Juxtaposed with this, trade uncertainties stemming from volatile US policies have further dampened the performance of export stocks. French consumer stocks, which account for about 24% of the CAC 40 index's weighting, have also been dragged down by their weak performance in the Chinese market—a core market for luxury giants like LVMH and Hermès.
LVMH's weaker-than-expected results released last week have further fueled market skepticism about the luxury sector's recovery prospects, with particular pessimism surrounding the performance of leather goods and spirits categories. Barclays' Cau added that a weaker US dollar has created opportunities for American investors to allocate funds to emerging markets and Europe, a trend clearly reflected in flow data.
"The rally in European bank stocks is a prime example; these are highly attractive domestic stock choices for US investors." A significant shortcoming of the CAC 40 index is that its constituents generate only 16% of their revenue domestically. This characteristic not only deters investors but has also widened the valuation gap between the index and other eurozone markets to historically high levels, excluding the immediate post-pandemic period.
On a broader level, the French stock market has recently fallen out of favor with investors. A January European fund manager survey by Bank of America revealed that France is currently the least favored stock market among investors over the past four months.
The formal approval of France's budget bill on Monday evening marked the end of this turbulent political phase, validating the market's investment bets on domestic stocks. However, some investors remain cautious.
François Dossou, Head of Equities at Sienna Gestion, which manages the Sienna Action France fund, said, "It would be a serious misjudgment to think that political risk in France is behind us; that is absolutely not the case. Visibility into the future market will not improve, and based on this, we believe maintaining a balanced asset allocation is the wisest choice."
Nonetheless, Dossou remains optimistic about opportunities in domestic stocks: "Germany's economic stimulus plan is expected to boost economic activity across Europe, and we are monitoring potential beneficiaries like Spie. The European telecom sector has M&A potential, and we remain positive on this area; we are also positioning in sovereign industrial themes like defense."

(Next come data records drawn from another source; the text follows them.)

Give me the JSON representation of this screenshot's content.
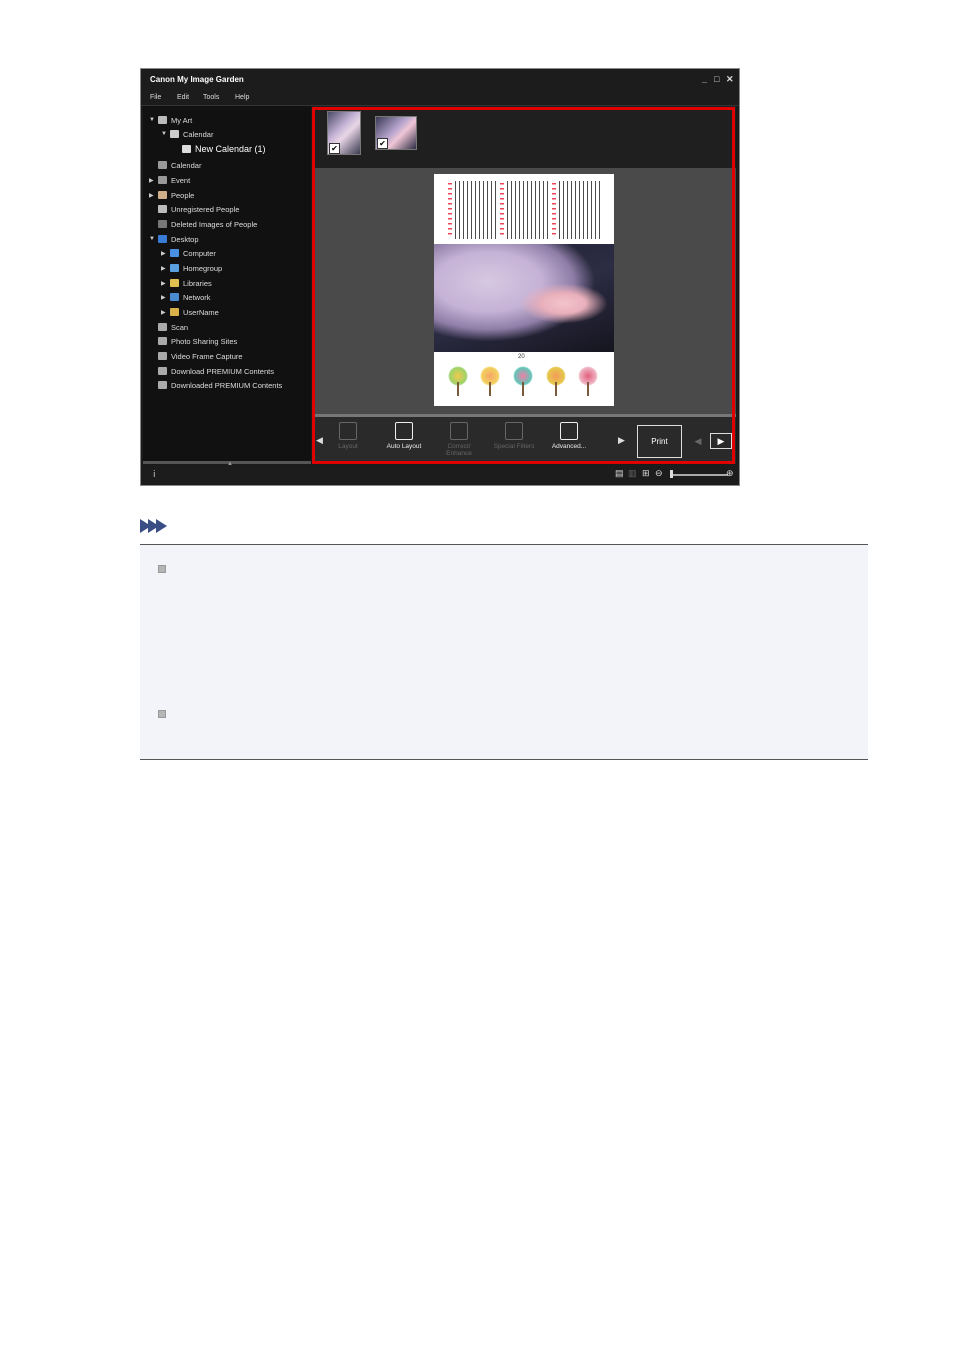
{
  "window": {
    "title": "Canon My Image Garden",
    "controls": [
      "_",
      "□",
      "✕"
    ]
  },
  "menu": [
    "File",
    "Edit",
    "Tools",
    "Help"
  ],
  "sidebar": {
    "items": [
      {
        "label": "My Art",
        "level": 0,
        "arrow": "▼",
        "icon": "my-art-icon",
        "color": "#bbbbbb"
      },
      {
        "label": "Calendar",
        "level": 1,
        "arrow": "▼",
        "icon": "calendar-icon",
        "color": "#cccccc"
      },
      {
        "label": "New Calendar (1)",
        "level": 2,
        "arrow": "",
        "icon": "calendar-item-icon",
        "color": "#dddddd",
        "selected": true
      },
      {
        "label": "Calendar",
        "level": 0,
        "arrow": "",
        "icon": "calendar-view-icon",
        "color": "#999999"
      },
      {
        "label": "Event",
        "level": 0,
        "arrow": "▶",
        "icon": "event-icon",
        "color": "#999999"
      },
      {
        "label": "People",
        "level": 0,
        "arrow": "▶",
        "icon": "people-icon",
        "color": "#cfae8a"
      },
      {
        "label": "Unregistered People",
        "level": 0,
        "arrow": "",
        "icon": "unregistered-people-icon",
        "color": "#bbbbbb"
      },
      {
        "label": "Deleted Images of People",
        "level": 0,
        "arrow": "",
        "icon": "deleted-people-icon",
        "color": "#777777"
      },
      {
        "label": "Desktop",
        "level": 0,
        "arrow": "▼",
        "icon": "desktop-icon",
        "color": "#3a7bd5"
      },
      {
        "label": "Computer",
        "level": 1,
        "arrow": "▶",
        "icon": "computer-icon",
        "color": "#4a90e2"
      },
      {
        "label": "Homegroup",
        "level": 1,
        "arrow": "▶",
        "icon": "homegroup-icon",
        "color": "#5aa0e0"
      },
      {
        "label": "Libraries",
        "level": 1,
        "arrow": "▶",
        "icon": "libraries-icon",
        "color": "#e0c050"
      },
      {
        "label": "Network",
        "level": 1,
        "arrow": "▶",
        "icon": "network-icon",
        "color": "#4a8ad0"
      },
      {
        "label": "UserName",
        "level": 1,
        "arrow": "▶",
        "icon": "user-folder-icon",
        "color": "#d9b24a"
      },
      {
        "label": "Scan",
        "level": 0,
        "arrow": "",
        "icon": "scan-icon",
        "color": "#aaaaaa"
      },
      {
        "label": "Photo Sharing Sites",
        "level": 0,
        "arrow": "",
        "icon": "photo-sharing-icon",
        "color": "#aaaaaa"
      },
      {
        "label": "Video Frame Capture",
        "level": 0,
        "arrow": "",
        "icon": "video-frame-icon",
        "color": "#aaaaaa"
      },
      {
        "label": "Download PREMIUM Contents",
        "level": 0,
        "arrow": "",
        "icon": "download-premium-icon",
        "color": "#aaaaaa"
      },
      {
        "label": "Downloaded PREMIUM Contents",
        "level": 0,
        "arrow": "",
        "icon": "downloaded-premium-icon",
        "color": "#aaaaaa"
      }
    ]
  },
  "calendar_page": {
    "year": "20"
  },
  "toolbar": {
    "tools": [
      {
        "label": "Layout",
        "enabled": false,
        "icon": "layout-icon"
      },
      {
        "label": "Auto Layout",
        "enabled": true,
        "icon": "auto-layout-icon"
      },
      {
        "label": "Correct/ Enhance",
        "enabled": false,
        "icon": "correct-enhance-icon"
      },
      {
        "label": "Special Filters",
        "enabled": false,
        "icon": "special-filters-icon"
      },
      {
        "label": "Advanced...",
        "enabled": true,
        "icon": "advanced-icon"
      }
    ],
    "print_label": "Print"
  },
  "colors": {
    "highlight": "#e10000",
    "note_icon": "#3b4d85",
    "note_bg": "#f2f4f9"
  }
}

Concurrently, the key gauge of French political risk—the spread between French and German 10-year government bond yields—has narrowed by approximately 20 basis points in just three months, indicating the market had already priced in a resolution to the French budget impasse.

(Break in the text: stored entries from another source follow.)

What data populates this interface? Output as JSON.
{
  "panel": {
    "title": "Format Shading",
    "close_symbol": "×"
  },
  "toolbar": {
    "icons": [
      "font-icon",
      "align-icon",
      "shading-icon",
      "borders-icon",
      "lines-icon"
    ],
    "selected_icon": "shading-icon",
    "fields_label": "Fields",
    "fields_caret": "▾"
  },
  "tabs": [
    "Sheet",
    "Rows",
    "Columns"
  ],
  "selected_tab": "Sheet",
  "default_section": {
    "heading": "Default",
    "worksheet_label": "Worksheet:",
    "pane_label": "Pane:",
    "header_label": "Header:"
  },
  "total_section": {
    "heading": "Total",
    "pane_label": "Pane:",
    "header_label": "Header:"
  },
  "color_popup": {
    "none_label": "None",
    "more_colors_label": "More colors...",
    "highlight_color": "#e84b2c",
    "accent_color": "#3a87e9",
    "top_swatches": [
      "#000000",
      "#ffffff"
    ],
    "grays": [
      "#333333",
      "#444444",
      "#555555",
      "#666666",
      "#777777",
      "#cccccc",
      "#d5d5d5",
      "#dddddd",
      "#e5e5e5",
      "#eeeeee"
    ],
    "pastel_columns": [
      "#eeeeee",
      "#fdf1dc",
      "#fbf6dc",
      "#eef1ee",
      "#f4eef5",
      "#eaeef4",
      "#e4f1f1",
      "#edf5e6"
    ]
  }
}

If this spread narrows further to its pre-crisis level of 40-50 basis points, it would provide additional support for the continued outperformance of French domestic stocks. Mislav Matejka, a strategist at J.P. Morgan, noted that the relative performance of French equities has been weak for some time, with even bank stocks lagging, but this dynamic could change in 2026.
He wrote in a research note, "Although uncertainty remains in the French political landscape, the situation may improve this year. We believe investors can use any market pullbacks as opportunities to buy French stocks at lower levels."